1850 : la révolution industrielle transforme le monde
Entre 1850 et 1900 le monde va se modifier radicalement : Révolution industrielle et nouveaux modes de transports mécanisés (les bateaux à vapeurs, les trains, puis les véhicules automobiles), sans oublier bien sûr l'invention de l'électricité. Cette nouvelle société "de masse", à laquelle les architectes vont d'abord tenter de résister, va entrainer une modification complète des édifices. Ce ne sont plus uniquement les "monuments", historiques ou artistiques, qui sont renvoyés dans l'histoire, mais toutes les constructions "traditionnelles", qui ne correspondent plus aux standards de la société industrielle.
Les débuts de la Révolution industrielle ne se firent pas sans difficultés : ici on voit l'effondrement d'un des premiers ponts métalliques à haubans, à Angers en 1850, qui fit 220 morts (un régiment franchissait le pont malgré la tempête).
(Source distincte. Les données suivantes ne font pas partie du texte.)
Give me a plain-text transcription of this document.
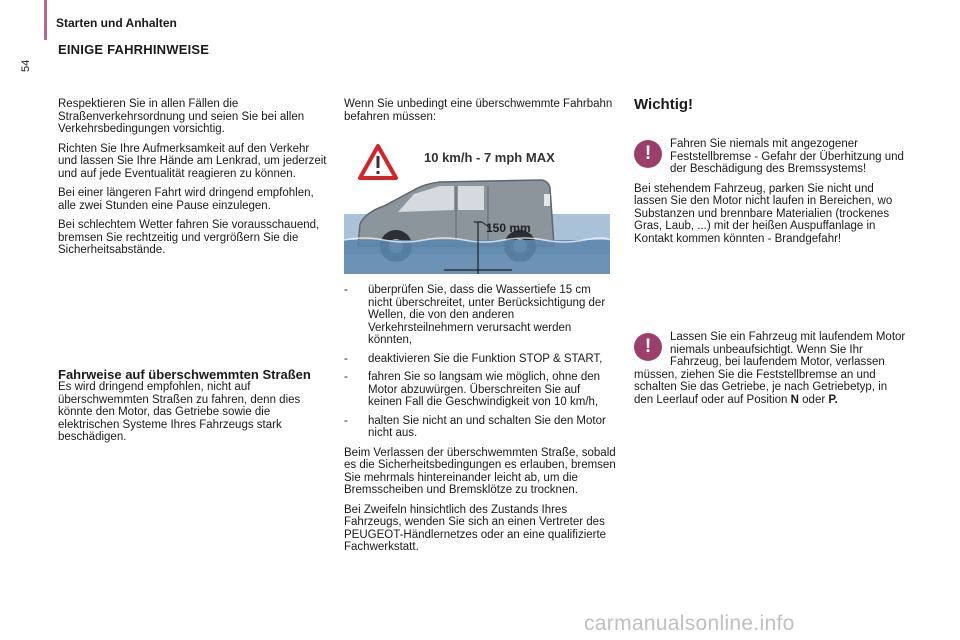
54
Starten und Anhalten
EINIGE FAHRHINWEISE

Respektieren Sie in allen Fällen die Straßenverkehrsordnung und seien Sie bei allen Verkehrsbedingungen vorsichtig.

Richten Sie Ihre Aufmerksamkeit auf den Verkehr und lassen Sie Ihre Hände am Lenkrad, um jederzeit und auf jede Eventualität reagieren zu können.

Bei einer längeren Fahrt wird dringend empfohlen, alle zwei Stunden eine Pause einzulegen.

Bei schlechtem Wetter fahren Sie vorausschauend, bremsen Sie rechtzeitig und vergrößern Sie die Sicherheitsabstände.

Fahrweise auf überschwemmten Straßen

Es wird dringend empfohlen, nicht auf überschwemmten Straßen zu fahren, denn dies könnte den Motor, das Getriebe sowie die elektrischen Systeme Ihres Fahrzeugs stark beschädigen.

Wenn Sie unbedingt eine überschwemmte Fahrbahn befahren müssen:

10 km/h - 7 mph MAX
150 mm
- überprüfen Sie, dass die Wassertiefe 15 cm nicht überschreitet, unter Berücksichtigung der Wellen, die von den anderen Verkehrsteilnehmern verursacht werden könnten,
- deaktivieren Sie die Funktion STOP & START,
- fahren Sie so langsam wie möglich, ohne den Motor abzuwürgen. Überschreiten Sie auf keinen Fall die Geschwindigkeit von 10 km/h,
- halten Sie nicht an und schalten Sie den Motor nicht aus.

Beim Verlassen der überschwemmten Straße, sobald es die Sicherheitsbedingungen es erlauben, bremsen Sie mehrmals hintereinander leicht ab, um die Bremsscheiben und Bremsklötze zu trocknen.

Bei Zweifeln hinsichtlich des Zustands Ihres Fahrzeugs, wenden Sie sich an einen Vertreter des PEUGEOT-Händlernetzes oder an eine qualifizierte Fachwerkstatt.

Wichtig!
!	Fahren Sie niemals mit angezogener Feststellbremse - Gefahr der Überhitzung und der Beschädigung des Bremssystems!

Bei stehendem Fahrzeug, parken Sie nicht und lassen Sie den Motor nicht laufen in Bereichen, wo Substanzen und brennbare Materialien (trockenes Gras, Laub, ...) mit der heißen Auspuffanlage in Kontakt kommen könnten - Brandgefahr!

!	Lassen Sie ein Fahrzeug mit laufendem Motor niemals unbeaufsichtigt. Wenn Sie Ihr Fahrzeug, bei laufendem Motor, verlassen müssen, ziehen Sie die Feststellbremse an und schalten Sie das Getriebe, je nach Getriebetyp, in den Leerlauf oder auf Position N oder P.

carmanualsonline.info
De nombreux accidents émaillèrent les débuts des chemins de fer, mais les nouveaux moyens de transports (bateaux à vapeur, trains puis véhicules automobiles) finirent par s'imposer, soutenus par des investissements considérables qui établissent le triomphe du capitalisme, malgré les nombreuses révolutions (réprimées) qui scandent la deuxième moitié du 19e siècle
Paris "Haussmannien" (1852-1871): destructions et embellissements
En France, le symbole du passage de l'ancien au nouveau monde sera la transformation de Paris, effectuée sous le Baron Haussmann, et qui marque, parallèlement au cas d'autres capitales européennes, l'adaptation de la ville aux nécessités du commerce. Le nouveau Paris "haussmannien" a été considéré comme une destruction du "vieux-Paris", ce qui est en partie exact, mais ne rend pas compte d'efforts qui ont été réalisés, notamment par des ajustements de tracés, pour maintenir de nombreux monuments anciens.
Il faut aussi se rendre compte que de nombreux quartiers que les vieilles photos présentent comme "pittoresques" étaient en réalité des zones d'habitat insalubre. Les nouvelles constructions furent un des vecteurs de la modernisation de Paris, qui devint la "Ville Lumière" et le modèle d'urbanisation de très nombreuses capitales dans le monde entier.
L'objectif principal de Napoléon III, influencé par l'exemple de l'Angleterre, était de favoriser le commerce.
Le réseau de rues, avenues et boulevards percés à cette époque, était de faciliter les déplacements des biens et des personnes d'un bout à l'autre de la capitale. La rue de Rivoli, vieux projet datant du 1er Empire, était le départ de l'axe majeur Est-Ouest destiné à un grand avenir.
La politique de mise en valeur des monuments anciens consistait à les isoler par un vide urbain (place, square ...). Sur l'île de la Cité, destinée à devenir un centre administratif, toutes les constructions anciennes furent détruites et l'on ménagea, autour de Notre-Dame restaurée par Viollet-le-Duc et Lassus, de grandes esplanades destinée à voir l'édifice débarrassé de son environnement construit.
La même politique fut mise en œuvre pour toutes les grandes cathédrales de France. Celle de Strasbourg, située alors en Allemagne, échappa à ce "grand nettoyage".
Les guerres modernes et les destructions de grande ampleur
La Guerre civile américaine (1861-1865) fut le premier conflit mettant en œuvre des moyens de destruction massifs. Les progrès de l'artillerie entrainèrent la disparition de villes entières, alors que les guerres précédentes se concentraient sur les infrastructures militaires, ce qui avait permis la conservation de tissus anciens.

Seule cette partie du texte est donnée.